Conheci a Cristiana no início de julho, lá na ActionAid. Eu havia acabado de chegar para meus nove meses de trabalho. Ela, para dois de estágio, onde faria entrevistas e pesquisas para seu mestrado. Simples assim, pero no mucho.

Na primeira semana que estava em solo moçamba, Cristiana levou um susto. Uma bela noite, quando voltava para casa, seu taxi foi parado por três "polícia". Antes mesmo de qualquer pergunta, dois entraram atrás, um no banco do frente, Cristiana no meio do carro, com duas AR-15 apontadas. Queriam ver os documentos, que ela havia deixado em casa. Então, pediram uma graninha para um "refresco", ou teriam que levá-la à esquadra (que é como chamam a delegacia aqui). Muito portuga que é, ela bateu de frente e disse que não tinha refresco com ela. O banco onde ela poderia sacar o dinheiro era perto da casa onde ela estava. Logo, se iam até lá, que fossem até a casa para que ela mostrasse o passaporte. Muita discussão depois, e depois dela insistir em ser levada para a esquadra, os malandros a deixaram em paz.

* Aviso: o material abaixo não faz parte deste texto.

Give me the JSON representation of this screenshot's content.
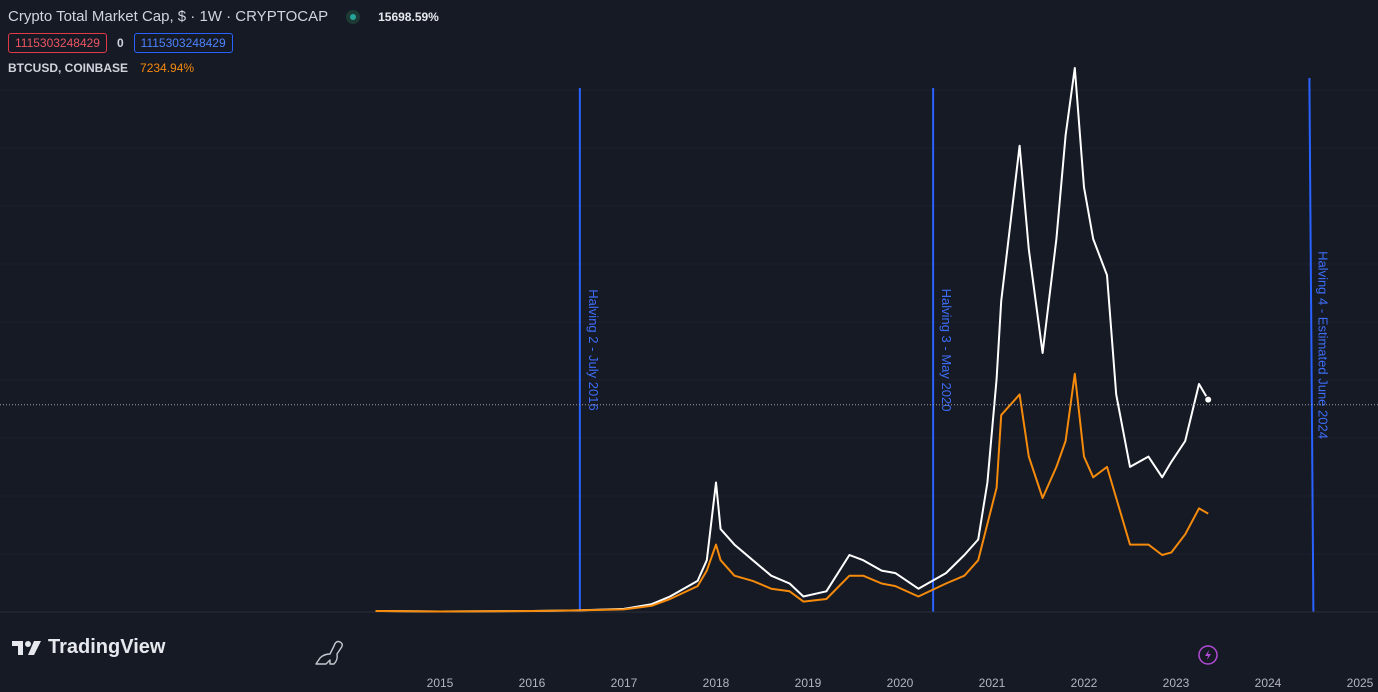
{
  "header": {
    "title": "Crypto Total Market Cap, $ · 1W · CRYPTOCAP",
    "change_pct": "15698.59%",
    "value_red": "1115303248429",
    "zero_label": "0",
    "value_blue": "1115303248429",
    "compare_symbol": "BTCUSD, COINBASE",
    "compare_change": "7234.94%"
  },
  "brand": {
    "name": "TradingView"
  },
  "colors": {
    "background": "#161a25",
    "total_line": "#ffffff",
    "btc_line": "#f58a0b",
    "halving_line": "#2962ff",
    "down_red": "#ef5362"
  },
  "icons": [
    "tradingview-logo-icon",
    "dino-icon",
    "lightning-icon"
  ],
  "chart_data": {
    "type": "line",
    "x_ticks": [
      "2015",
      "2016",
      "2017",
      "2018",
      "2019",
      "2020",
      "2021",
      "2022",
      "2023",
      "2024",
      "2025"
    ],
    "xlim": [
      2014.0,
      2025.0
    ],
    "y_scale": "percent change, unlabeled",
    "ylim": [
      0,
      100
    ],
    "crosshair_y": 40,
    "halvings": [
      {
        "label": "Halving 2 - July 2016",
        "x": 2016.52
      },
      {
        "label": "Halving 3 - May 2020",
        "x": 2020.36
      },
      {
        "label": "Halving 4 - Estimated June 2024",
        "x": 2024.45
      }
    ],
    "series": [
      {
        "name": "Crypto Total Market Cap",
        "points": [
          [
            2014.3,
            0.2
          ],
          [
            2015.0,
            0.1
          ],
          [
            2016.0,
            0.2
          ],
          [
            2016.5,
            0.3
          ],
          [
            2017.0,
            0.6
          ],
          [
            2017.3,
            1.5
          ],
          [
            2017.5,
            3.0
          ],
          [
            2017.8,
            6.0
          ],
          [
            2017.9,
            10.0
          ],
          [
            2018.0,
            25.0
          ],
          [
            2018.05,
            16.0
          ],
          [
            2018.2,
            13.0
          ],
          [
            2018.4,
            10.0
          ],
          [
            2018.6,
            7.0
          ],
          [
            2018.8,
            5.5
          ],
          [
            2018.95,
            3.0
          ],
          [
            2019.2,
            4.0
          ],
          [
            2019.45,
            11.0
          ],
          [
            2019.6,
            10.0
          ],
          [
            2019.8,
            8.0
          ],
          [
            2019.95,
            7.5
          ],
          [
            2020.2,
            4.5
          ],
          [
            2020.5,
            7.5
          ],
          [
            2020.7,
            11.0
          ],
          [
            2020.85,
            14.0
          ],
          [
            2020.95,
            25.0
          ],
          [
            2021.05,
            45.0
          ],
          [
            2021.1,
            60.0
          ],
          [
            2021.3,
            90.0
          ],
          [
            2021.4,
            70.0
          ],
          [
            2021.55,
            50.0
          ],
          [
            2021.7,
            72.0
          ],
          [
            2021.8,
            92.0
          ],
          [
            2021.9,
            105.0
          ],
          [
            2022.0,
            82.0
          ],
          [
            2022.1,
            72.0
          ],
          [
            2022.25,
            65.0
          ],
          [
            2022.35,
            42.0
          ],
          [
            2022.5,
            28.0
          ],
          [
            2022.7,
            30.0
          ],
          [
            2022.85,
            26.0
          ],
          [
            2022.95,
            29.0
          ],
          [
            2023.1,
            33.0
          ],
          [
            2023.25,
            44.0
          ],
          [
            2023.35,
            41.0
          ]
        ]
      },
      {
        "name": "BTCUSD, COINBASE",
        "points": [
          [
            2014.3,
            0.2
          ],
          [
            2015.0,
            0.1
          ],
          [
            2016.0,
            0.2
          ],
          [
            2016.5,
            0.3
          ],
          [
            2017.0,
            0.5
          ],
          [
            2017.3,
            1.2
          ],
          [
            2017.5,
            2.5
          ],
          [
            2017.8,
            5.0
          ],
          [
            2017.9,
            8.0
          ],
          [
            2018.0,
            13.0
          ],
          [
            2018.05,
            10.0
          ],
          [
            2018.2,
            7.0
          ],
          [
            2018.4,
            6.0
          ],
          [
            2018.6,
            4.5
          ],
          [
            2018.8,
            4.0
          ],
          [
            2018.95,
            2.0
          ],
          [
            2019.2,
            2.5
          ],
          [
            2019.45,
            7.0
          ],
          [
            2019.6,
            7.0
          ],
          [
            2019.8,
            5.5
          ],
          [
            2019.95,
            5.0
          ],
          [
            2020.2,
            3.0
          ],
          [
            2020.5,
            5.5
          ],
          [
            2020.7,
            7.0
          ],
          [
            2020.85,
            10.0
          ],
          [
            2020.95,
            17.0
          ],
          [
            2021.05,
            24.0
          ],
          [
            2021.1,
            38.0
          ],
          [
            2021.3,
            42.0
          ],
          [
            2021.4,
            30.0
          ],
          [
            2021.55,
            22.0
          ],
          [
            2021.7,
            28.0
          ],
          [
            2021.8,
            33.0
          ],
          [
            2021.9,
            46.0
          ],
          [
            2022.0,
            30.0
          ],
          [
            2022.1,
            26.0
          ],
          [
            2022.25,
            28.0
          ],
          [
            2022.35,
            22.0
          ],
          [
            2022.5,
            13.0
          ],
          [
            2022.7,
            13.0
          ],
          [
            2022.85,
            11.0
          ],
          [
            2022.95,
            11.5
          ],
          [
            2023.1,
            15.0
          ],
          [
            2023.25,
            20.0
          ],
          [
            2023.35,
            19.0
          ]
        ]
      }
    ]
  }
}
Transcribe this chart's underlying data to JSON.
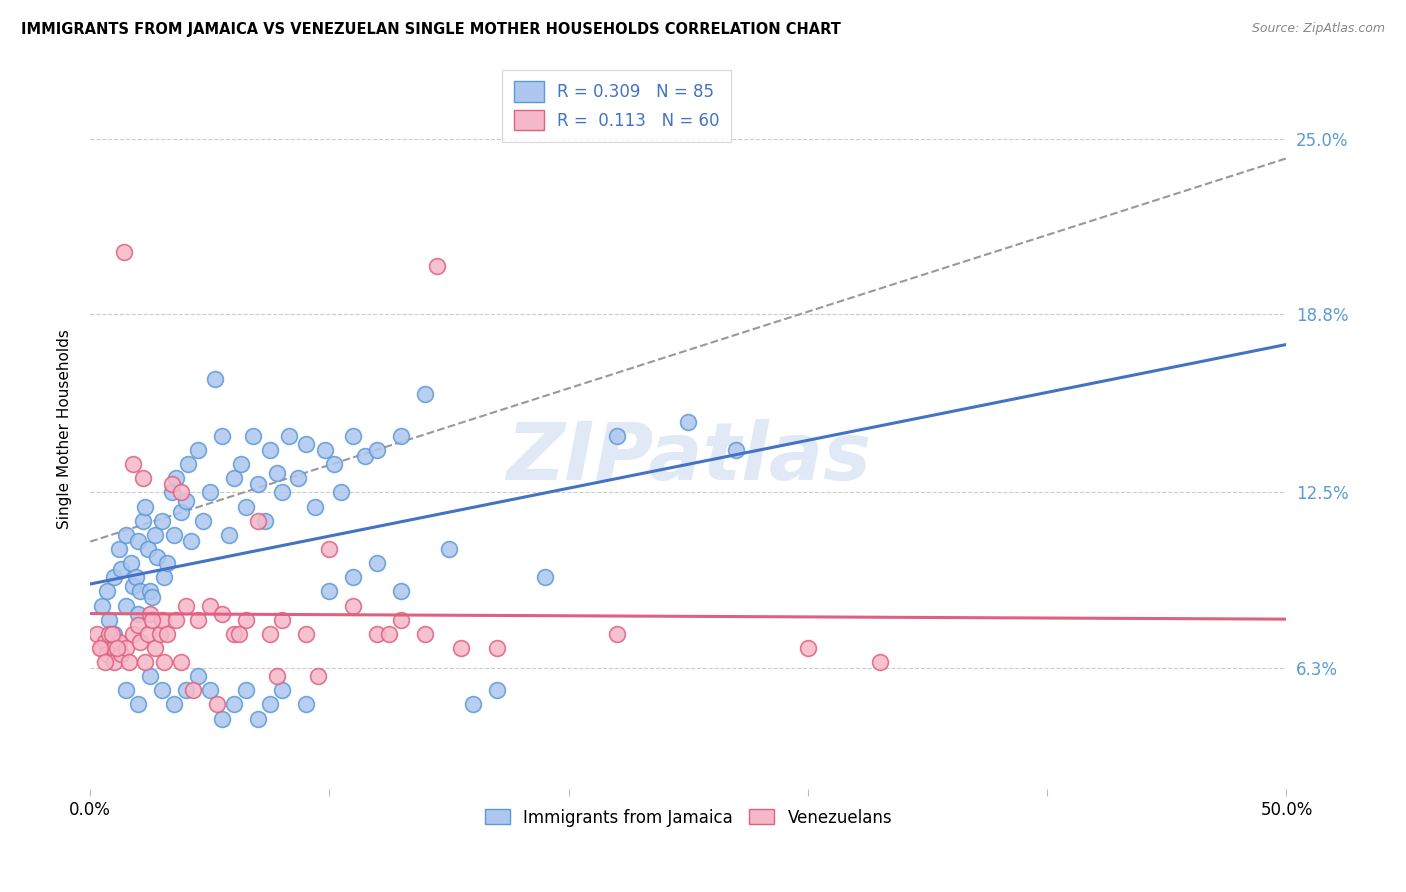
{
  "title": "IMMIGRANTS FROM JAMAICA VS VENEZUELAN SINGLE MOTHER HOUSEHOLDS CORRELATION CHART",
  "source": "Source: ZipAtlas.com",
  "ylabel": "Single Mother Households",
  "ytick_labels": [
    "6.3%",
    "12.5%",
    "18.8%",
    "25.0%"
  ],
  "ytick_values": [
    6.3,
    12.5,
    18.8,
    25.0
  ],
  "xmin": 0.0,
  "xmax": 50.0,
  "ymin": 2.0,
  "ymax": 27.5,
  "watermark": "ZIPatlas",
  "blue_color": "#5b9bd5",
  "blue_fill": "#aec6f0",
  "blue_edge": "#5b9bd5",
  "pink_color": "#e86080",
  "pink_fill": "#f5b8c8",
  "pink_edge": "#e06080",
  "blue_line_color": "#4472c4",
  "pink_line_color": "#e06080",
  "dashed_line_color": "#999999",
  "legend_text_color": "#4472c4",
  "R_blue": 0.309,
  "N_blue": 85,
  "R_pink": 0.113,
  "N_pink": 60,
  "blue_scatter_x": [
    0.5,
    0.7,
    0.8,
    1.0,
    1.2,
    1.3,
    1.5,
    1.5,
    1.7,
    1.8,
    1.9,
    2.0,
    2.0,
    2.1,
    2.2,
    2.3,
    2.4,
    2.5,
    2.6,
    2.7,
    2.8,
    3.0,
    3.1,
    3.2,
    3.4,
    3.5,
    3.6,
    3.8,
    4.0,
    4.1,
    4.2,
    4.5,
    4.7,
    5.0,
    5.2,
    5.5,
    5.8,
    6.0,
    6.3,
    6.5,
    6.8,
    7.0,
    7.3,
    7.5,
    7.8,
    8.0,
    8.3,
    8.7,
    9.0,
    9.4,
    9.8,
    10.2,
    10.5,
    11.0,
    11.5,
    12.0,
    13.0,
    14.0,
    15.0,
    16.0,
    17.0,
    19.0,
    22.0,
    25.0,
    27.0,
    1.0,
    1.5,
    2.0,
    2.5,
    3.0,
    3.5,
    4.0,
    4.5,
    5.0,
    5.5,
    6.0,
    6.5,
    7.0,
    7.5,
    8.0,
    9.0,
    10.0,
    11.0,
    12.0,
    13.0
  ],
  "blue_scatter_y": [
    8.5,
    9.0,
    8.0,
    9.5,
    10.5,
    9.8,
    11.0,
    8.5,
    10.0,
    9.2,
    9.5,
    10.8,
    8.2,
    9.0,
    11.5,
    12.0,
    10.5,
    9.0,
    8.8,
    11.0,
    10.2,
    11.5,
    9.5,
    10.0,
    12.5,
    11.0,
    13.0,
    11.8,
    12.2,
    13.5,
    10.8,
    14.0,
    11.5,
    12.5,
    16.5,
    14.5,
    11.0,
    13.0,
    13.5,
    12.0,
    14.5,
    12.8,
    11.5,
    14.0,
    13.2,
    12.5,
    14.5,
    13.0,
    14.2,
    12.0,
    14.0,
    13.5,
    12.5,
    14.5,
    13.8,
    14.0,
    14.5,
    16.0,
    10.5,
    5.0,
    5.5,
    9.5,
    14.5,
    15.0,
    14.0,
    7.5,
    5.5,
    5.0,
    6.0,
    5.5,
    5.0,
    5.5,
    6.0,
    5.5,
    4.5,
    5.0,
    5.5,
    4.5,
    5.0,
    5.5,
    5.0,
    9.0,
    9.5,
    10.0,
    9.0
  ],
  "pink_scatter_x": [
    0.3,
    0.5,
    0.6,
    0.7,
    0.8,
    1.0,
    1.0,
    1.2,
    1.3,
    1.5,
    1.6,
    1.8,
    2.0,
    2.1,
    2.2,
    2.4,
    2.5,
    2.7,
    2.9,
    3.0,
    3.2,
    3.4,
    3.6,
    3.8,
    4.0,
    4.5,
    5.0,
    5.5,
    6.0,
    6.5,
    7.0,
    7.5,
    8.0,
    9.0,
    10.0,
    11.0,
    12.0,
    13.0,
    14.0,
    15.5,
    17.0,
    22.0,
    30.0,
    33.0,
    0.4,
    0.6,
    0.9,
    1.1,
    1.4,
    1.8,
    2.3,
    2.6,
    3.1,
    3.8,
    4.3,
    5.3,
    6.2,
    7.8,
    9.5,
    12.5
  ],
  "pink_scatter_y": [
    7.5,
    7.0,
    7.2,
    6.8,
    7.5,
    7.0,
    6.5,
    7.2,
    6.8,
    7.0,
    6.5,
    7.5,
    7.8,
    7.2,
    13.0,
    7.5,
    8.2,
    7.0,
    7.5,
    8.0,
    7.5,
    12.8,
    8.0,
    12.5,
    8.5,
    8.0,
    8.5,
    8.2,
    7.5,
    8.0,
    11.5,
    7.5,
    8.0,
    7.5,
    10.5,
    8.5,
    7.5,
    8.0,
    7.5,
    7.0,
    7.0,
    7.5,
    7.0,
    6.5,
    7.0,
    6.5,
    7.5,
    7.0,
    21.0,
    13.5,
    6.5,
    8.0,
    6.5,
    6.5,
    5.5,
    5.0,
    7.5,
    6.0,
    6.0,
    7.5
  ],
  "pink_outlier_x": 14.5,
  "pink_outlier_y": 20.5
}
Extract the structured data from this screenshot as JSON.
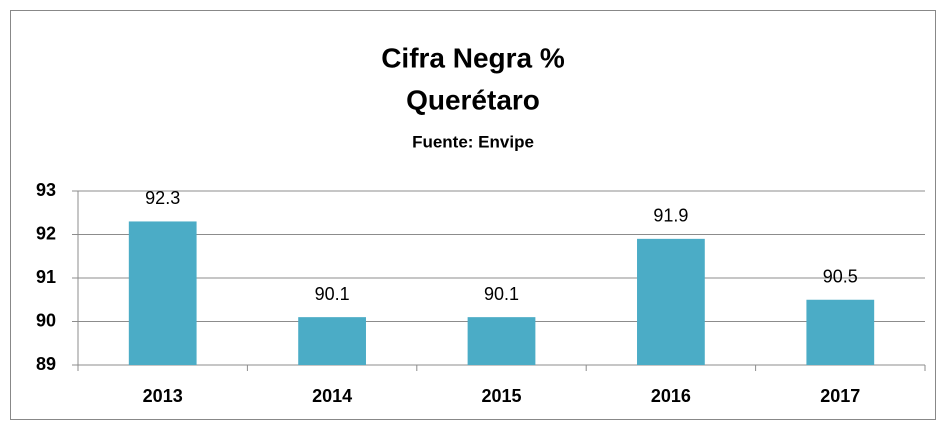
{
  "chart_data": {
    "type": "bar",
    "title_lines": [
      "Cifra Negra %",
      "Querétaro"
    ],
    "subtitle": "Fuente: Envipe",
    "categories": [
      "2013",
      "2014",
      "2015",
      "2016",
      "2017"
    ],
    "values": [
      92.3,
      90.1,
      90.1,
      91.9,
      90.5
    ],
    "color": "#4bacc6",
    "ylim": [
      89,
      93
    ],
    "yticks": [
      89,
      90,
      91,
      92,
      93
    ],
    "grid": true
  }
}
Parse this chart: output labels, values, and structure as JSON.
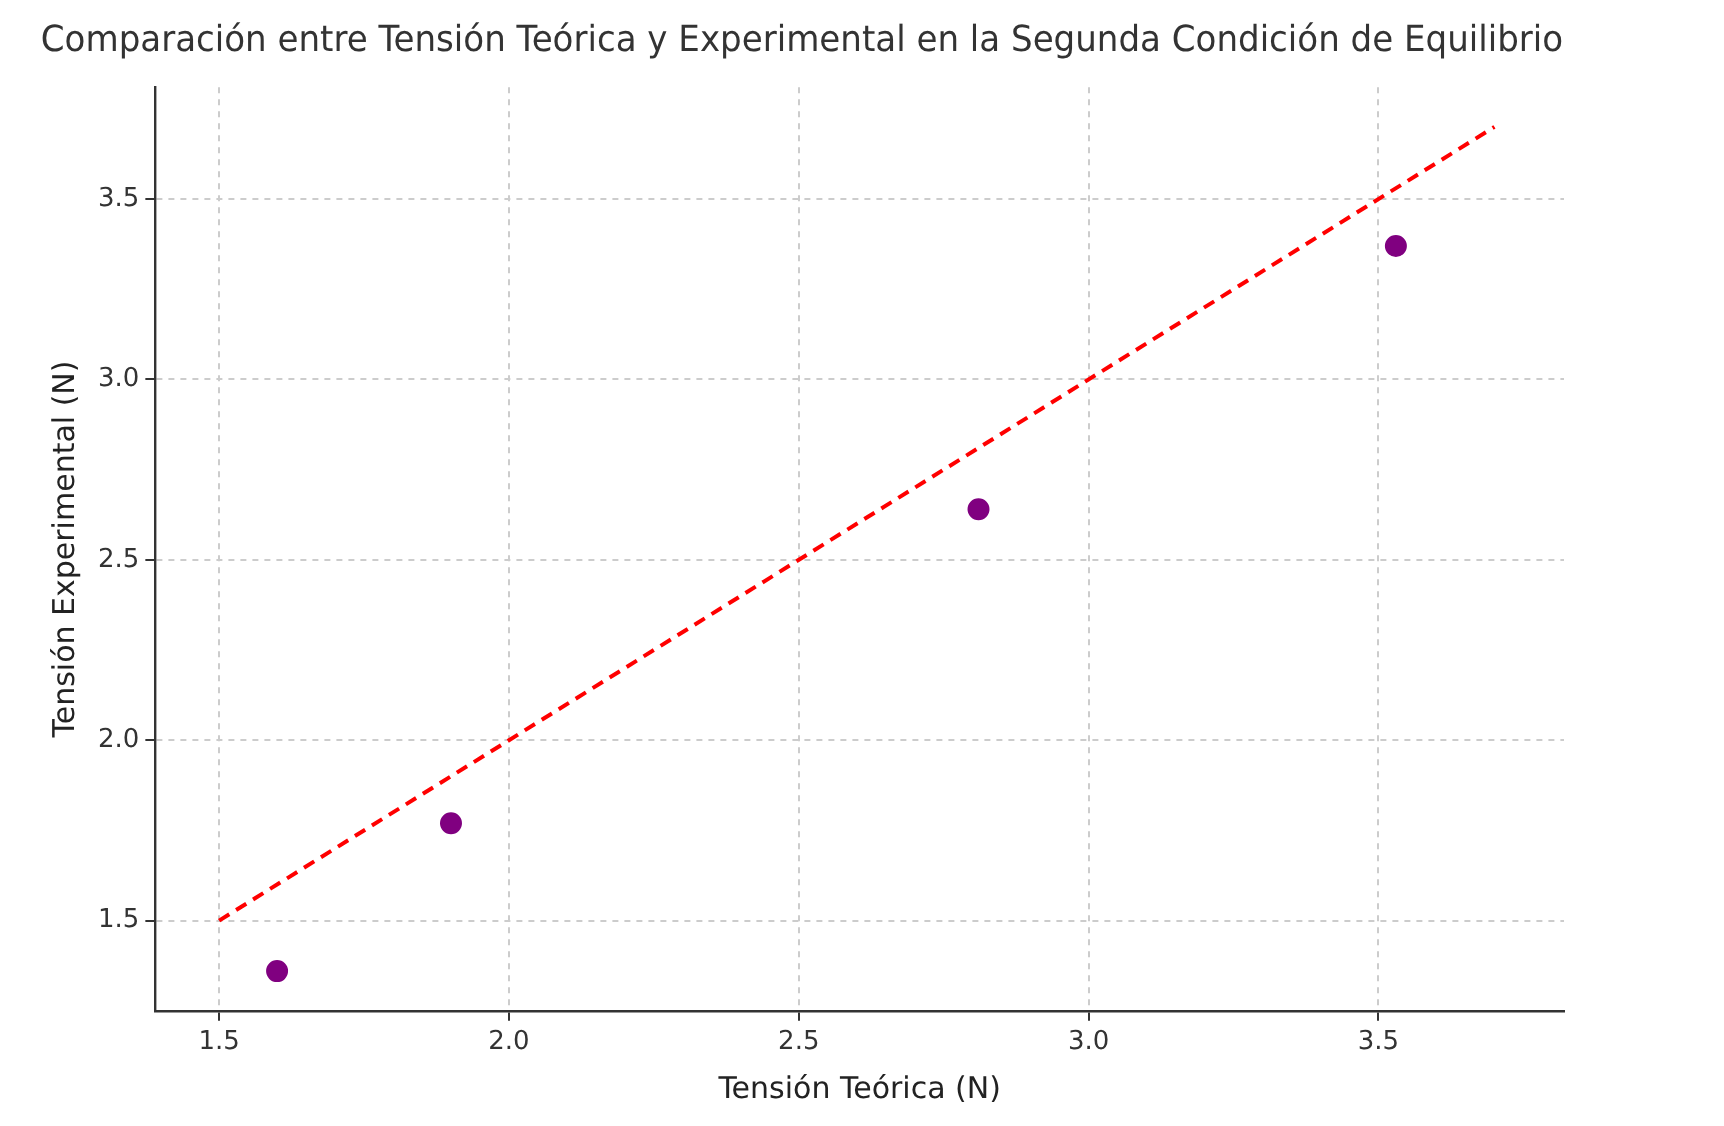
{
  "chart_data": {
    "type": "scatter",
    "title": "Comparación entre Tensión Teórica y Experimental en la Segunda Condición de Equilibrio",
    "xlabel": "Tensión Teórica (N)",
    "ylabel": "Tensión Experimental (N)",
    "x": [
      1.6,
      1.9,
      2.81,
      3.53
    ],
    "series": [
      {
        "color": "#800080",
        "marker": "circle",
        "values": [
          1.36,
          1.77,
          2.64,
          3.37
        ]
      },
      {
        "type": "line",
        "color": "#ff0000",
        "line_style": "dashed",
        "marker": "none",
        "x": [
          1.5,
          3.7
        ],
        "values": [
          1.5,
          3.7
        ]
      }
    ],
    "xlim": [
      1.39,
      3.82
    ],
    "ylim": [
      1.25,
      3.81
    ],
    "xticks": [
      1.5,
      {
        "value": 2,
        "label": "2.0"
      },
      2.5,
      {
        "value": 3,
        "label": "3.0"
      },
      3.5
    ],
    "yticks": [
      1.5,
      {
        "value": 2,
        "label": "2.0"
      },
      2.5,
      {
        "value": 3,
        "label": "3.0"
      },
      3.5
    ],
    "grid": true,
    "legend": false
  }
}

Tempo depois, a mesma portuga sai para uma caminhada. Passa em frente a uma construção gigantesca, com umas escritas chinesas na entrada. Calçada limpa, tranquila. Até que uns guardas começam a apontar as armas e fazer sinal pra ela sair de lá. Depois de muito xingamento é que ela entendeu que a calçada era da casa do presidente de Moçambique, e que lá não se pisa, não se buzina, não se respira. Qualquer forma de vida deve se limitar ao outro lado da rua.

No tempo em que esteve por estas terras, Cristiana se mostrou uma pessoa muito, mas muito animada para festas. Fui a algumas com ela, mas a maioria ela foi com a família da casa onde estava ficando. Moçambicanos, todos, com a branquela a tiracolo. Mas, com o tempo, a cordialidade do local deu espaço à insegurança.

Um dia, sua câmera fotográfica desapareceu. No outro, um par de tênis. Até que, uma semana antes de voltar pra Portugal, enquanto falava comigo ao telefone, a Cristiana foi abordada na esquina de casa por um jovem armado. Levaram seu celular com todas as gravações de entrevistas para o mestrado.

Há também que ser lembrado que, nas duas únicas vezes que apareceram baratas aqui em casa, adivinhem quem estava aqui? (Cristiana, juro, nunca mais apareceu barata alguma aqui em casa!!)

Já faz um mês que a Cristiana voltou pra Portugal. Eu e a turminha sentimos falta da delicadeza portuguesa, das piadas, das comidas, da companhia. Apesar dos pesares, e de saber que ela não vai querer nunca mais por os pés aqui em Moçambique, ela foi uma das grandes amigas que fiz por aqui. Daquelas que se guarda pra sempre.